I didn't notice until two hours later. I called it until it died, tore the car and camera/laptop/video gear bags apart. Luckily, the woman sheepishly brought it back to the deli later that day, but they had no way of figuring out whose it was because it was dead. I got it back, but the whole experience made me want to punch myself in the head repeatedly.

Hate that we're like this. HATE IT. Do you know what I would give to have just one week, just one day, to be normal? I mean, I'll never be NORMAL. I know that. I've made my peace with that.

For instance, this morning Joel asked me what time he should set the alarm for, and I kept answering, "Mr. Salman Rushdie."

Joel: "Listen to me. That is not a time. I need you to tell me a time you want to wake up."

I don't mind being quirky. That said, I don't actually want to wake up at Salman Rushdie O'Clock. For one thing, the ayatollah would be very displeased. I just want to buy iced tea without losing another damn cell phone.


shannon said...

Doh. I think the universe must enjoy playing with the two of you.
Hope this weekend goes smoother.
(And Salman Rushdie O'Clock cracks me up)

Cara said...

I'm sorry. I do feel your pain. If it helps at all, you're not alone--honestly, I have days and weeks like this all the time. Like totalling the car the day before the wedding, one month to the day after ending up in the hospital with the blood clots, etc. It's like a chain reaction in my world--once one thing goes wrong, I know I should give up and go to bed for the rest of the day with the covers over my head, because if I just stepped in dog poop then *obviously* the ceiling is going to cave in soon or I'm going to cut my finger in half when opening a can of cat food. Hopefully next week will be better than this week!

Carl said...

Remember that time when you called for Scott but he wasn't home so you blathered at me whilst you were shopping for bread and (I think) toilet paper? You enjoyed yourself in a dorky way then. I know this because you explained "koochie snorcher" to me. I didn't know this term (of endearment?) prior to that discussion with you.

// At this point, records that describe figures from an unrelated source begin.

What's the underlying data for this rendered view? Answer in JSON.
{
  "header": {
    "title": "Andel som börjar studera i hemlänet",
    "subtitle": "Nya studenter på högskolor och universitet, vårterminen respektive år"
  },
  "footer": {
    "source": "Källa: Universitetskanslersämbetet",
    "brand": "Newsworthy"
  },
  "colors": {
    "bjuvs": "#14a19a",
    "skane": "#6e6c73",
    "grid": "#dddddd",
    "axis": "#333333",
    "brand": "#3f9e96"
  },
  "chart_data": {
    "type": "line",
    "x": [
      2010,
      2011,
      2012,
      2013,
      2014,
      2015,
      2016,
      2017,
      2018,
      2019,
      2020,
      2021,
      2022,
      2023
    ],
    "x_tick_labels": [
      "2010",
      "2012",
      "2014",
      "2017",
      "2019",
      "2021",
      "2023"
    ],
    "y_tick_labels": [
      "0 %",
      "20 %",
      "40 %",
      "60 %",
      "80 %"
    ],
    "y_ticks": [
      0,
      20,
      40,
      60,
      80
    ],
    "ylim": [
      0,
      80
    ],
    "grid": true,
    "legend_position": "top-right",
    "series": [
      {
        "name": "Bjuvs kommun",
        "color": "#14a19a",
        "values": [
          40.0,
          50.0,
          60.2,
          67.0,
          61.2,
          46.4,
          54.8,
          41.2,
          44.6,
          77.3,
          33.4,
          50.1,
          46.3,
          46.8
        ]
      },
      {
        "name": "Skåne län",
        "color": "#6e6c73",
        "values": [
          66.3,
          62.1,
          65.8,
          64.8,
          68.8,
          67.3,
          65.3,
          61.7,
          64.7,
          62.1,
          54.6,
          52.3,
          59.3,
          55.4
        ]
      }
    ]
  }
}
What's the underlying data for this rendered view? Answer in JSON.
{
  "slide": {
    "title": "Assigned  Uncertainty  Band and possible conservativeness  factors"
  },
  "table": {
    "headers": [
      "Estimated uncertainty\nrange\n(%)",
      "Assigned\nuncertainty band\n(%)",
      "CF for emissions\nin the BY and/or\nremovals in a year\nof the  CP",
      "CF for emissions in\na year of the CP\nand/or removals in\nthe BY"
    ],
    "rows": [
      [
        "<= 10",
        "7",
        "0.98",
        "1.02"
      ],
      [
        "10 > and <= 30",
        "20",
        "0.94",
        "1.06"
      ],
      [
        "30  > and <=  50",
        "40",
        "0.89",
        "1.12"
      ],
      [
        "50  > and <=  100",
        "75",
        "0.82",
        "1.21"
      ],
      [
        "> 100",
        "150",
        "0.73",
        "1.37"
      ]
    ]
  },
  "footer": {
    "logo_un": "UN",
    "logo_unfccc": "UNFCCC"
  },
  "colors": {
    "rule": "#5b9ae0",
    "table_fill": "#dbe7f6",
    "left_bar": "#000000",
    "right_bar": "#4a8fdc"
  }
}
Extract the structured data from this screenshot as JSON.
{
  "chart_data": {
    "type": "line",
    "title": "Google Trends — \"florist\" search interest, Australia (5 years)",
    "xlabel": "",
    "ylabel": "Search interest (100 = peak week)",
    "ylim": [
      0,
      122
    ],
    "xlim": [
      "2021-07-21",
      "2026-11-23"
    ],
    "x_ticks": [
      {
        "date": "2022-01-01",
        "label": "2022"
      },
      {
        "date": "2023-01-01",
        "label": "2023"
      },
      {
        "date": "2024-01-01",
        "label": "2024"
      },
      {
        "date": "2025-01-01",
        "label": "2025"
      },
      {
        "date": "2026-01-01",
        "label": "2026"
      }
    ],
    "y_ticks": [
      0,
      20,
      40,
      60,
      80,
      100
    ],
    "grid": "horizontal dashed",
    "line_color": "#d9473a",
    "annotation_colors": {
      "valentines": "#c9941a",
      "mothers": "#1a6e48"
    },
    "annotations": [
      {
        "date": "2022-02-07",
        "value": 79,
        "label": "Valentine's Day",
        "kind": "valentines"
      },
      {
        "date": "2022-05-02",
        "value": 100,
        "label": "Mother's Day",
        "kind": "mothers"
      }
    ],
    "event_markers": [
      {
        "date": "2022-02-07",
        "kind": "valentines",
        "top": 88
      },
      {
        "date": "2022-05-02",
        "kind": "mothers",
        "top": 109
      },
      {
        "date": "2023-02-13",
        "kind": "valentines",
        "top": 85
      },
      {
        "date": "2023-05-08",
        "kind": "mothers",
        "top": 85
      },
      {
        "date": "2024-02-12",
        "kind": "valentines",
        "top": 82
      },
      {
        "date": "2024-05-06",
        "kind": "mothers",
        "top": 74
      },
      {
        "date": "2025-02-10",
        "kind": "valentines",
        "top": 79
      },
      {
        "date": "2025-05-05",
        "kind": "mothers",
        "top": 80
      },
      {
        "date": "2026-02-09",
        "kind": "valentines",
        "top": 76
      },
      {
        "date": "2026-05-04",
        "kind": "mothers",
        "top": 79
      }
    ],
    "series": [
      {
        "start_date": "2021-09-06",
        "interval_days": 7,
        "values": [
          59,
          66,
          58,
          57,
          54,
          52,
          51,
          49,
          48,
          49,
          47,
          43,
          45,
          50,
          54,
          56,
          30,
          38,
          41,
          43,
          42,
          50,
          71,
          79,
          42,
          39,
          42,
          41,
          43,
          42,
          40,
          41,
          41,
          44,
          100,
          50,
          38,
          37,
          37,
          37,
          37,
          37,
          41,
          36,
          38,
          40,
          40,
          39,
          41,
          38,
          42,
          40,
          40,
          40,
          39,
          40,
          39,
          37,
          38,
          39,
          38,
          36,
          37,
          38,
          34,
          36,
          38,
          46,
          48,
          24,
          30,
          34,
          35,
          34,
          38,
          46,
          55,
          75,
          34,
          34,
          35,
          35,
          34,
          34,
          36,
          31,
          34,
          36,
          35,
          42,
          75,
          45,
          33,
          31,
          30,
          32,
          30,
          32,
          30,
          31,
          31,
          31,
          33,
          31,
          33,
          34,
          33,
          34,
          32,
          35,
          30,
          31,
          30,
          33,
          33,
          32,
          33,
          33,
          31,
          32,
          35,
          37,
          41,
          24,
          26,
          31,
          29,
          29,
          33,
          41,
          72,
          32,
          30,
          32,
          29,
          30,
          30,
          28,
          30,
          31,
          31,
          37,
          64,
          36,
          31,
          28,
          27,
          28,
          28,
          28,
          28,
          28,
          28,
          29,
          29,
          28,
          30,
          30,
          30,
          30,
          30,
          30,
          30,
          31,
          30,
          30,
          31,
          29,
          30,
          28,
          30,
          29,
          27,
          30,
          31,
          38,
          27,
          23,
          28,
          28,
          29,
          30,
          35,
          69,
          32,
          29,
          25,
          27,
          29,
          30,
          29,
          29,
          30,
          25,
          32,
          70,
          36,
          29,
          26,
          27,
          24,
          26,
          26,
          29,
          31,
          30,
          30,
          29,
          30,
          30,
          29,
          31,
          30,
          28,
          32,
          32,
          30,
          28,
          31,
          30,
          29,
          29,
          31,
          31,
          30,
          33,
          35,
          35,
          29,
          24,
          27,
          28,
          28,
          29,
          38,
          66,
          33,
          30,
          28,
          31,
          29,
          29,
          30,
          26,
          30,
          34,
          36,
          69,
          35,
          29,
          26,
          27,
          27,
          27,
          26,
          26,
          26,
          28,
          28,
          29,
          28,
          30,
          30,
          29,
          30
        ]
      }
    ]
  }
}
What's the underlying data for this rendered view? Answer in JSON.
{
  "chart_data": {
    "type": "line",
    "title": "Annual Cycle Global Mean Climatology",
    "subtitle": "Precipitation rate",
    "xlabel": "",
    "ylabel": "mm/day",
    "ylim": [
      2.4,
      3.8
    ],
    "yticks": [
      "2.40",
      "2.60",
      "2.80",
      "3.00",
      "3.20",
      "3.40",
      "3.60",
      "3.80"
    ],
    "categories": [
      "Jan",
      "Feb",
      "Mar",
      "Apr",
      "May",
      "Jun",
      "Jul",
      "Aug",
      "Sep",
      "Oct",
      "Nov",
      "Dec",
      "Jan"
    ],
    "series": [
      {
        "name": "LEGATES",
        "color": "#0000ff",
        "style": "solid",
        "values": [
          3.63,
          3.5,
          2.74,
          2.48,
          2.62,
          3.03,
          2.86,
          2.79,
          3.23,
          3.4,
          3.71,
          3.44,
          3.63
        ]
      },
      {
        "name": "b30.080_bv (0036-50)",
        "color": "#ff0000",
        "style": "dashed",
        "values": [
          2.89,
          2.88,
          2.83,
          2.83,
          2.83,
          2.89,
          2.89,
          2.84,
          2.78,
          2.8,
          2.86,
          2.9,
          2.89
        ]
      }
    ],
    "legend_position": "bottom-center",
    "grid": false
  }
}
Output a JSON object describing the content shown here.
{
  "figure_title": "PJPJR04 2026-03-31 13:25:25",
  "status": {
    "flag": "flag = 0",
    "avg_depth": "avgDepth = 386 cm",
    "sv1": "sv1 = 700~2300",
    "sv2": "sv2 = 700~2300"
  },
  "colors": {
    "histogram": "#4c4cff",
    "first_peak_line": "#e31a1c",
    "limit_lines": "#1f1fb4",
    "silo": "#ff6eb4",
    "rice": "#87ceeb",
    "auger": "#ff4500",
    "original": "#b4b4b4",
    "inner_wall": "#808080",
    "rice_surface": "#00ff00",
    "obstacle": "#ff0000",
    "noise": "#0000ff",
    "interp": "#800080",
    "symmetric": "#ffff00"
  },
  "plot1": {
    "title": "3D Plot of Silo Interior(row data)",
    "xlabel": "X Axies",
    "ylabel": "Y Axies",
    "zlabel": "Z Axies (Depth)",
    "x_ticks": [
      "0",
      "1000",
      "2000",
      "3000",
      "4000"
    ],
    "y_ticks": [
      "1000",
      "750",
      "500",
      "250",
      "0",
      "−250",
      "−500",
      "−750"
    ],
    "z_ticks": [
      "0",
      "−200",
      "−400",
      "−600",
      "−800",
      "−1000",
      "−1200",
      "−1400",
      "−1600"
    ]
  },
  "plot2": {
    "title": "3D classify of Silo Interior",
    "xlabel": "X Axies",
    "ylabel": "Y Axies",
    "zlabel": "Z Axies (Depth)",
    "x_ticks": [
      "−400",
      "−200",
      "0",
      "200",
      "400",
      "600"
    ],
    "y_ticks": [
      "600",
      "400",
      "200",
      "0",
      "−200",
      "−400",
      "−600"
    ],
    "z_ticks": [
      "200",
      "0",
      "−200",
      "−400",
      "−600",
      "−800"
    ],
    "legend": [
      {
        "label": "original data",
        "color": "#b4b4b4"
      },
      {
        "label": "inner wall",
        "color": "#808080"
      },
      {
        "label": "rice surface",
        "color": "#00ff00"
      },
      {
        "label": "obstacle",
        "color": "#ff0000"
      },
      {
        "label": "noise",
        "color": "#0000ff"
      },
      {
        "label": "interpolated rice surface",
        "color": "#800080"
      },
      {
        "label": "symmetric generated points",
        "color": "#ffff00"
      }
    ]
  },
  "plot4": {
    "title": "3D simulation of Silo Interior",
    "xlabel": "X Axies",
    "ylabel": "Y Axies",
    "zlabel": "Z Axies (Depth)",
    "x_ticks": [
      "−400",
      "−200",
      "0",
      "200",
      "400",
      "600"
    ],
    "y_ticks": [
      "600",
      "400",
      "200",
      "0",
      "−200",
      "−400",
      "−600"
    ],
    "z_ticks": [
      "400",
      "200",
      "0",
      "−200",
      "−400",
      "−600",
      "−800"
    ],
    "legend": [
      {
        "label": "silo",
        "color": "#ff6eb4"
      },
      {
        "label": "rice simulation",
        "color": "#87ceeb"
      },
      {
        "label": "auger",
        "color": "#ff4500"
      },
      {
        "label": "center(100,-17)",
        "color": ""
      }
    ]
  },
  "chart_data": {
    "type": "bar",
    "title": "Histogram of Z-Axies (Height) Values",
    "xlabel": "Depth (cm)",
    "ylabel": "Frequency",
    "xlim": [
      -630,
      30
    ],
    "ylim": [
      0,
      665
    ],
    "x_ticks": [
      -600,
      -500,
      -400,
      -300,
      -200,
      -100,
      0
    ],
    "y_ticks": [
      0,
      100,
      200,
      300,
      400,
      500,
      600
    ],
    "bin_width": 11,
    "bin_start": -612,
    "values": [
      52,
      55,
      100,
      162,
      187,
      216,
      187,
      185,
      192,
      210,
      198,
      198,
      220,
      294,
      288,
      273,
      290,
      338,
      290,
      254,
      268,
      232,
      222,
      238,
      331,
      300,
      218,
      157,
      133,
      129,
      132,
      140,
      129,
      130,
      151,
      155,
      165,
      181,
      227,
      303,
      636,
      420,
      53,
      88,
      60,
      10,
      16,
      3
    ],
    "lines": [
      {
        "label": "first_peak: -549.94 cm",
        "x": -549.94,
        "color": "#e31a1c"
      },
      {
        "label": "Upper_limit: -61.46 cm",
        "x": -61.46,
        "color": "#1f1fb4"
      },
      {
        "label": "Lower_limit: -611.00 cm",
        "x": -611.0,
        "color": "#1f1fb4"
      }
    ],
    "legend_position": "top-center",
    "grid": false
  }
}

Recall, if you will, that the discussion was partly in regard to your visit to the Russian discount Ob-Gyn that smelled, nay -- he reaked, of pastrami or some other salted, cured meat product. Your life around the time of that discussion probably wasn't that different from what it is now. You had car issues then, you were concerned about your job, you had to go see some quack that smelled like a kosher lunch, yadda yadda yadda. There's always SOMETHING.

Minor mishaps occur and you could make light of them if you choose to do so. You still have your camera, your man and your animals and your coochie snorcher probably still resides properly where it belongs (the reason, no doubt, that you still have your man). You still have all the important stuff so life is as good as it's ever been. You've only maybe stopped laughing about some varieties of minor disasters and there's no reason that loss shouldn't merely be temporary.

Chunky Photojournalist Barbie said...

Thanks, Carl. I appreciate the encouraging words.

The thing is, I haven't stopped laughing about the weirdness. Maybe it's hard to decipher from the tone of the written words, but that's actually the whole point about recording them here... so I can laugh about them and make others laugh.

The only difference between Miami and now is that I happen to be in a wonderful loving relationship with a man who is exactly like me: idiosyncratic and funny and a magnet for weird bad luck. If I sound more exasperated now or like I'm not coping with the crap-o-la as well as I did then, it's only because the "Angie Factor" is slightly more overwhelming when it's multiplied by the power of Joel.

In a way we're perfect for each other, because no one gets that it's just not your fault that this shit happens better than someone whose car was broken into twice in a week.

Chunky Photojournalist Barbie said...

Oh, and in case anyone is wondering what on Earth Carl is talking about regarding the pastrami and my coochie snorcher, he's referring to my visit to a truly frightening health clinic in Miami described in an entry written on September 27, 2002.